Frayeurs à l’avenue de la Gare! «J’ai d’abord cru qu’un pot d’échappement explosait, mais c’était un coup de feu», n’en revient toujours pas un artisan du quartier. «Je suis sorti de mon garage et, là, j’ai vu un policier en train de pourchasser un fuyard. Il lui a encore tiré dessus. La balle a même ricoché contre la vitrine du centre orthopédique.» Le projectile s’est encastré dans un mur. Mais à l’intérieur du magasin Orthoma, un homme a bien cru son heure arrivée: «Notre client était assis à 60 cm de l’impact. Il a senti un éclat de verre gicler et il est devenu livide! Dehors, il y avait un policier, arme à la main», relatent le patron, Alexandre Massip, et son employé Hubert Nockin.
De nombreux commerçants des hauts de l’artère lausannoise ont assisté à la scène. Hier à 11 h 10, un détenu en transfert pour des soins à la clinique de Longeraie – logée au fond d’une ruelle adjacente – a tenté de se faire la belle. «Escorté par trois de nos collaborateurs, il a profité d’être seul avec le gendarme chargé de le garder (ndlr: un sergent de 58 ans) pour s’enfuir», a précisé Jean-Christophe Sauterel, porte-parole de la police cantonale.
Dans sa course, le prisonnier – un ressortissant de l’est âgé de 27 ans et détenu pour «vol en bande et par métier» – a débouché sur le trottoir. Il a bousculé un passant puis s’est engouffré dans une autre allée. «Le policier était à bout de souffle, affirment plusieurs témoins. Quand il est arrivé sur l’avenue, il a encore tiré un coup de feu.» Quelques minutes plus tard, grâce à l’intervention d’un agent municipal présent par hasard, le fuyard a finalement pu être interpellé. Puis des patrouilles de Police-secours sont arrivées en renfort.
Détenu blessé?
Selon le porte-parole de la police cantonale, «les faits sont graves mais, heureusement, personne n’a été blessé par ces coups de feu tirés en pleine ville, à une heure de grand passage». Effectivement, aucun passant ou automobiliste n’a été touché.
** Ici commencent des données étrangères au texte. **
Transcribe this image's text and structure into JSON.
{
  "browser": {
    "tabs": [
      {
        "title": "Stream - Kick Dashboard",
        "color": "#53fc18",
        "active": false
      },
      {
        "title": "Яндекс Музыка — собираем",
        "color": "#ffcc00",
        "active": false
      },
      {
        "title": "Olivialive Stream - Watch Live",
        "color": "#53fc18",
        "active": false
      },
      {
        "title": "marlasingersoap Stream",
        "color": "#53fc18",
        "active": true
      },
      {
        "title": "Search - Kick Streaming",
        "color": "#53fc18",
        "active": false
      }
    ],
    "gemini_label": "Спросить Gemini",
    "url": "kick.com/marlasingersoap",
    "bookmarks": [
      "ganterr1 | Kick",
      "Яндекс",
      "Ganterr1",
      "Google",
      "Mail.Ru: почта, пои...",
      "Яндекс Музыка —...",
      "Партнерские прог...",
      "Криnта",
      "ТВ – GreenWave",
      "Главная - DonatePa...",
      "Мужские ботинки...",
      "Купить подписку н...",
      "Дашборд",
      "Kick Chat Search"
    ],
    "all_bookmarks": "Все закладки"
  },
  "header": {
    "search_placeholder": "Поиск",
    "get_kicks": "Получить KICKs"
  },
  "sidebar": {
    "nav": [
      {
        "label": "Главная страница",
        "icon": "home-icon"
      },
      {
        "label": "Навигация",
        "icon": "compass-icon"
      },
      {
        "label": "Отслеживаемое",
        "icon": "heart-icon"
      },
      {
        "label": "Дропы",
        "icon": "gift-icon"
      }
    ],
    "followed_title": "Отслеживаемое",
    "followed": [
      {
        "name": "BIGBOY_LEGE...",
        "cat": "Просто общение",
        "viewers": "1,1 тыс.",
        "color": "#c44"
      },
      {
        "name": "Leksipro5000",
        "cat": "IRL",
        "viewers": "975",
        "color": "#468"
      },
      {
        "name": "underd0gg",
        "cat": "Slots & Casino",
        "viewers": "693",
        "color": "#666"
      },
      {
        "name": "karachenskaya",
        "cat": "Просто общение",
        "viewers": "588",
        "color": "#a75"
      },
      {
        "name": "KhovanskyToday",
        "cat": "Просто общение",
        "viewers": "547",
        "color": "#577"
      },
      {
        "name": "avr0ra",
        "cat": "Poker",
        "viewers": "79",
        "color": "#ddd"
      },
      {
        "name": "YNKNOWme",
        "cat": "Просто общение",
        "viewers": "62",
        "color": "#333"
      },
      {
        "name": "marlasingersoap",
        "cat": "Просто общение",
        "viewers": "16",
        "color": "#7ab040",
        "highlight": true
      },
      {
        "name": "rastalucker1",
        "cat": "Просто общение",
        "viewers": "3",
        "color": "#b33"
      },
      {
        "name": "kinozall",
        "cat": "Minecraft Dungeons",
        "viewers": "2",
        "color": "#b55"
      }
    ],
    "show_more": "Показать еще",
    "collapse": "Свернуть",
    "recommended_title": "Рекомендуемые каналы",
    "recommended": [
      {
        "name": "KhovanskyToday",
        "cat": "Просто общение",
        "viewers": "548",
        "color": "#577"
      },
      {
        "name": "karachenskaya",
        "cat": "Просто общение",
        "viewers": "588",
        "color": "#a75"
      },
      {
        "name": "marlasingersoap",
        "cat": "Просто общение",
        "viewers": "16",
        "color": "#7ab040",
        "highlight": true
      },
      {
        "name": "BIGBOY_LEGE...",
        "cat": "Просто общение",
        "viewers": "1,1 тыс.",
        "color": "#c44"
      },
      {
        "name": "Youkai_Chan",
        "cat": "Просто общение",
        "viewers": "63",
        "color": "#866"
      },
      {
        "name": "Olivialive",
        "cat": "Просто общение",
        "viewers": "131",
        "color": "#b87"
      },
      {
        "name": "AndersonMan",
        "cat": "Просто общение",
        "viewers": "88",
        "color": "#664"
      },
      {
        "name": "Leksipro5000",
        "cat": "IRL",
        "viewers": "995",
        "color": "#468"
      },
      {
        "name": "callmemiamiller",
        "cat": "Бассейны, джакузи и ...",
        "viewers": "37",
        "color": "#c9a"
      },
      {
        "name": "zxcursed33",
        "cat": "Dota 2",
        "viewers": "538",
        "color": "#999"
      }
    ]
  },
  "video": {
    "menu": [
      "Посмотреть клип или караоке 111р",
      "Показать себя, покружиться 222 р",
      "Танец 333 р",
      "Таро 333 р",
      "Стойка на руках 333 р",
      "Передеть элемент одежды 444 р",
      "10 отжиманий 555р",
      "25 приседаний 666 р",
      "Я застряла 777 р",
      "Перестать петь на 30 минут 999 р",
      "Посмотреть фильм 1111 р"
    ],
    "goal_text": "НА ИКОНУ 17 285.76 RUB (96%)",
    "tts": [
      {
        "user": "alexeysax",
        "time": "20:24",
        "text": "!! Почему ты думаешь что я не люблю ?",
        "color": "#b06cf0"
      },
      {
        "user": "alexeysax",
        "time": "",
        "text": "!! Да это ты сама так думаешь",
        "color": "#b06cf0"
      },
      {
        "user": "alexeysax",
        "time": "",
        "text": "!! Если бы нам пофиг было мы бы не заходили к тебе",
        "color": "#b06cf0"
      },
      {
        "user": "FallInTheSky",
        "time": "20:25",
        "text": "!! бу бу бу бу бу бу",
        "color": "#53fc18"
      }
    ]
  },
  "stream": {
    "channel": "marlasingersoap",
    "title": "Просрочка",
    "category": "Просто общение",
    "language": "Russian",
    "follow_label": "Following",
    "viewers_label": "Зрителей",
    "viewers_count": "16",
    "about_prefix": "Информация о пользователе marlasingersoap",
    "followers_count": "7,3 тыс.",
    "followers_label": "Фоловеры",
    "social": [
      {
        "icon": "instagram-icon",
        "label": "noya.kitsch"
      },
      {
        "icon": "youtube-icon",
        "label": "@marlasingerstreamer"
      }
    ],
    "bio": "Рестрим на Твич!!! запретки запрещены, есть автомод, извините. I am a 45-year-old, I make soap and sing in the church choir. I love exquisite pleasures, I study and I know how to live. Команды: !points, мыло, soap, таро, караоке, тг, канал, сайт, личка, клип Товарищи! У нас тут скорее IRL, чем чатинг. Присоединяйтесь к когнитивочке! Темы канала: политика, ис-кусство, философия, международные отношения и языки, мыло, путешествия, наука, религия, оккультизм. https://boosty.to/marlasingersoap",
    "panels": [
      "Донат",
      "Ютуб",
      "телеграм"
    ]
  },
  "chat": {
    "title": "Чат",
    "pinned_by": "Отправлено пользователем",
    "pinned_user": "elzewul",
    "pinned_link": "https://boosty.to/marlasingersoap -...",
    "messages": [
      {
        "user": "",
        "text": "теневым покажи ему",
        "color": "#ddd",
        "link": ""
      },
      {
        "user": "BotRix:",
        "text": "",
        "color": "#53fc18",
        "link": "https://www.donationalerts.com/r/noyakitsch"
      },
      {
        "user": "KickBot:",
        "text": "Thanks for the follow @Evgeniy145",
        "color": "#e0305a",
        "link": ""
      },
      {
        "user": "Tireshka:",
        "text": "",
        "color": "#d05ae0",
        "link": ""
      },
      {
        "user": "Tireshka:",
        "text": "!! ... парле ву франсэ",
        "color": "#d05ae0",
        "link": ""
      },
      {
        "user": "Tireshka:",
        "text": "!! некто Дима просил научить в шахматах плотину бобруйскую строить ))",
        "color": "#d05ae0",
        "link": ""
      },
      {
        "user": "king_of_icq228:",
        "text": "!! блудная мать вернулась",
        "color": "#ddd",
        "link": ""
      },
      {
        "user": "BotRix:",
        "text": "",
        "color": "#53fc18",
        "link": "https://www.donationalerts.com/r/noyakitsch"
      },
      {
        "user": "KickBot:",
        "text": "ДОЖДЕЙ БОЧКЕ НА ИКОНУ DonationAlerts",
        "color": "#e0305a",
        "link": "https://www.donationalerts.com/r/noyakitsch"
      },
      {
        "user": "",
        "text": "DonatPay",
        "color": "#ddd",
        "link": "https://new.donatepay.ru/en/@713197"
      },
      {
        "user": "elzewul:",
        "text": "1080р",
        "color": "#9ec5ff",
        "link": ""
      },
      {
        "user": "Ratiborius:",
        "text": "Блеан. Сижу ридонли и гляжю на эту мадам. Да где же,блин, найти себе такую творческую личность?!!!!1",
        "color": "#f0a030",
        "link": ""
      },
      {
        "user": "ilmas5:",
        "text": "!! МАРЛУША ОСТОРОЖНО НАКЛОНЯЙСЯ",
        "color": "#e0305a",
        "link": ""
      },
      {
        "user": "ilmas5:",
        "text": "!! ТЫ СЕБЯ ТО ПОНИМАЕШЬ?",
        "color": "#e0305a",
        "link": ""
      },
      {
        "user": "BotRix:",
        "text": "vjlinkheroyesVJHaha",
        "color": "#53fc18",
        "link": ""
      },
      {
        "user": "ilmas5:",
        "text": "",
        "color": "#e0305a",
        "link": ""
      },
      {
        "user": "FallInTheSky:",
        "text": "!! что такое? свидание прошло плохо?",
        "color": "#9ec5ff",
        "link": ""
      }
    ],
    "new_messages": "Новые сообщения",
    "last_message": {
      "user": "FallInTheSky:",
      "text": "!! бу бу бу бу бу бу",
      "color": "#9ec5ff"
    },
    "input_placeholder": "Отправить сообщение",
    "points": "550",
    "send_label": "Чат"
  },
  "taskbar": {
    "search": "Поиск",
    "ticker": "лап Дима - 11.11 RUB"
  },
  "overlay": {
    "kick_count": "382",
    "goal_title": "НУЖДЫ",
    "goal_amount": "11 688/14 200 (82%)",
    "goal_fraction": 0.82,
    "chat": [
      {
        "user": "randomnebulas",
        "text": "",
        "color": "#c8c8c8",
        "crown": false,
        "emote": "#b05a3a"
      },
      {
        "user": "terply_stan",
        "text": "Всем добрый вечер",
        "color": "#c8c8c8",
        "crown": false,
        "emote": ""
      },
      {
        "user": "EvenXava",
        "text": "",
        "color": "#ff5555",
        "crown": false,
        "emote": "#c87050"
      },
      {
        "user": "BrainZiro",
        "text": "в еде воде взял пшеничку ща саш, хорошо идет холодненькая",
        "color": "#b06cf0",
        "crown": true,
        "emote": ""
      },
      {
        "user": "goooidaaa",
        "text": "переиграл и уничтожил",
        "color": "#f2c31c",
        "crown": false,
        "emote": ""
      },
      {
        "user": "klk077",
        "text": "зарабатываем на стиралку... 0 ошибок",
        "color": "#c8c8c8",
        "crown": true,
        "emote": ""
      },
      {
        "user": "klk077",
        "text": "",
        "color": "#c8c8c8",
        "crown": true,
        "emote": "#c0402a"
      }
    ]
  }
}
Mais aux premières loges, un voisin, encore choqué par la fusillade, affirme «avec certitude» avoir vu le détenu être brusquement déséquilibré, puis «tituber comme s’il avait reçu une balle à l’épaule droite».
L’enquête pénale – ouverte immédiatement par le substitut du juge d’instruction cantonal et menée par les inspecteurs de la police judiciaire de Lausanne – devra faire toute la lumière sur ce point comme sur le déroulement précis des événements. Selon les premières investigations, le sergent – «temporairement muté dans une fonction administrative» – paraît ne pas avoir respecté toutes les prescriptions légales qui autorisent l’usage d’une arme de service «comme ultime moyen de contrainte».
Mesures disciplinaires
Y a-t-il eu tirs d’intimidation et de sommation? L’action était-elle proportionnée aux circonstances? L’officier de presse Jean-Christophe Sauterel précise: «Avant d’utiliser son arme à feu, un policier a toute une série de moyens d’action. Dans ce cas, un certain nombre de dispositions semblent ne pas avoir été respectées. Si cette première analyse se confirme, des mesures disciplinaires appropriées seront mises en œuvre sans délai.»
L’an dernier dans le canton, 14 000 transferts de détenus ont été assurés ou planifiés par l’unité spécialisée de la police cantonale. «Les équipes sont composées d’un personnel bien formé, dont certains membres proviennent du milieu pénitentiaire, assure le porte-parole de la gendarmerie. Et depuis 2006, aucune évasion n’a nécessité l’usage d’arme de service.»